The bottom horizontal monitor monitors the microphone output before any processing (if it clips, there is nothing you can do, so I try to keep it around -20dB RMS as best as I can)
The smaller horizontal monitor in the top-right shows all output channels on the Babyface, so if I inadvertently enable something I don’t need, I will see it immediately.
The bottom half is Wirecast, which I don’t touch at all because I manage the entire stream screen transitions using Stream Deck, so it merely acts as an unobtrusive visual monitor of the live stream session.
To the right of the screen are YouTube and Twitch chats.

These all sit in a small secondary display below my main display; always in my peripheral vision, but never distracting me while I’m working with my main monitor.

Stream audio monitoring.

Different Monitors Have Different Outcomes

Here is my stream signal path and where I put various RMS meters:

Mic
 → Babyface ADC
   → TotalMix (input domain)
     → Audio Hijack
       → AH Meter #1 (post-ADC, pre-processing)
         → Processing chain (EQ / Comp / Limiter)
           → AH Meter #2 (post-processing)
             → AH Output
               → Babyface Loopback: ADAT 7/8
                 → Wirecast input
                   → Wirecast meter
                     → Encoder / Stream

ADAT 7/8 is my Stream master bus. That means:

Anything before AH Meter #2 is not yet final
Anything after ADAT 7/8 does not exist for the stream
AudioHijack is one contributor to what ends up on that bus (often the main one), but the truth for the stream is: whatever is on ADAT 7/8 loopback

That makes the meter for ADAT 7/8 Loopback bus in DigiCheck the most direct, single source of truth for the system.

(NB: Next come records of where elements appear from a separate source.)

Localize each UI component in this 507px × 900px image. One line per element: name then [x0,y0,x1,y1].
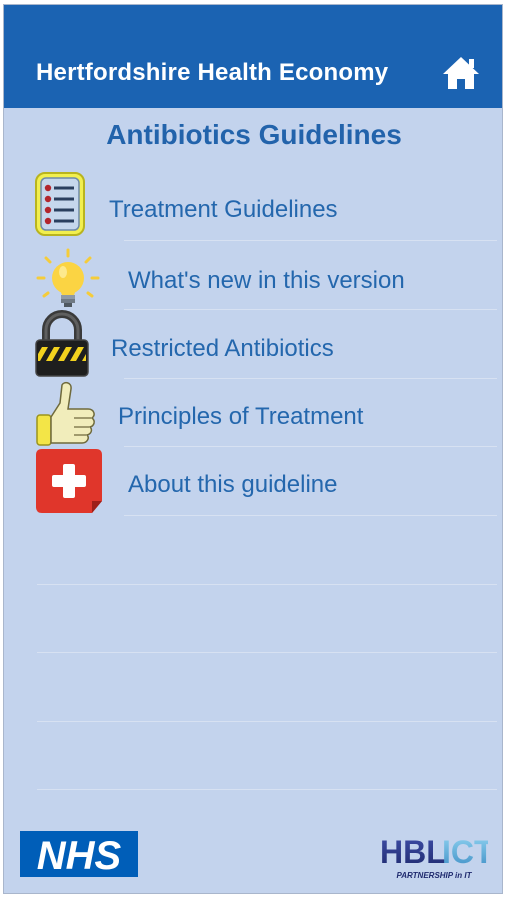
divider [37,652,497,653]
divider [37,584,497,585]
page-title: Antibiotics Guidelines [106,119,402,150]
menu-item-label: What's new in this version [128,267,405,294]
menu-item-treatment-guidelines[interactable]: Treatment Guidelines [4,171,502,239]
menu-item-label: Principles of Treatment [118,403,364,430]
app-screen: Hertfordshire Health Economy Antibiotics… [3,4,503,894]
thumbs-up-icon [36,381,95,446]
home-button[interactable] [441,55,481,91]
header-title: Hertfordshire Health Economy [36,59,389,86]
divider [124,240,497,241]
first-aid-icon [36,449,102,513]
menu-item-principles-of-treatment[interactable]: Principles of Treatment [4,379,502,447]
nhs-logo-text: NHS [37,834,122,877]
menu-item-label: Treatment Guidelines [109,196,338,223]
divider [124,515,497,516]
padlock-icon [35,310,89,377]
menu-item-about-this-guideline[interactable]: About this guideline [4,447,502,515]
menu-item-label: Restricted Antibiotics [111,335,334,362]
home-icon [443,57,479,89]
menu-item-restricted-antibiotics[interactable]: Restricted Antibiotics [4,310,502,378]
nhs-logo: NHS [20,831,138,877]
menu-item-whats-new[interactable]: What's new in this version [4,244,502,312]
hbl-ict-logo: HBL ICT PARTNERSHIP in IT [380,834,488,880]
divider [37,789,497,790]
svg-text:HBL: HBL [380,834,446,870]
lightbulb-icon [36,248,100,307]
header-bar: Hertfordshire Health Economy [4,5,502,108]
checklist-icon [35,172,85,236]
menu-item-label: About this guideline [128,471,338,498]
divider [37,721,497,722]
partner-tagline: PARTNERSHIP in IT [397,871,473,880]
svg-text:ICT: ICT [442,834,488,870]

Wirecast’s own meter is still useful but not authoritative for the final stream.

So if I see a red for ADAT 7/8 in DigiCheck, that is an immediate fix now. And the likely fix would be adjusting the input gain of the microphone.

A red on Wirecast (while DigiCheck looks fine) is merely a conservative warning that implies I am flirting with the ceiling.

A red on Audio Hijack #1 would mean input capture is getting hot.

A red on Audio Hijack #2 would mean the process chain is getting hot.

RMS Target Recommendations

The industry standard for RMS is -18 to -14 dBFS. That will:

Sound present, and “close”;
Leave headroom for emphasis when needed;
Play nicely with background music;
Encode cleanly across platforms.

Anything below -20 dBFS will start to sound “too quiet”. When that happens:

Viewers will tend to turn the volume up;
The noise floor (if any) becomes more noticeable;
Platform normalization will boost and residue badly later.

For background music, the recommended level is -28 to -24 dBFS. Depending on the genre, it can be even higher.

But instead of memorizing all these numbers, practically you can aim to keep your peaks at yellows at all times: That’s what most DJs do, and eventually get natural at this in time.

Tools and Technologies Mentioned

Services

Hardware and Devices

Apps

Conclusion

With this new setup, it’s really straightforward to switch between audio settings with the push of a button, which makes streaming more fun while delivering the best audio quality I can to the audience.

This project also gave me a much deeper appreciation for how hardware and software can work together to solve practical problems—whether that’s noise management, platform-specific routing, or just the ability to quickly adapt without interrupting a live session.

If you’re considering a similar upgrade or want to streamline your own workflow, feel free to borrow any of these ideas or configurations. It’s been a rewarding journey, and the flexibility I’ve gained makes it all worthwhile.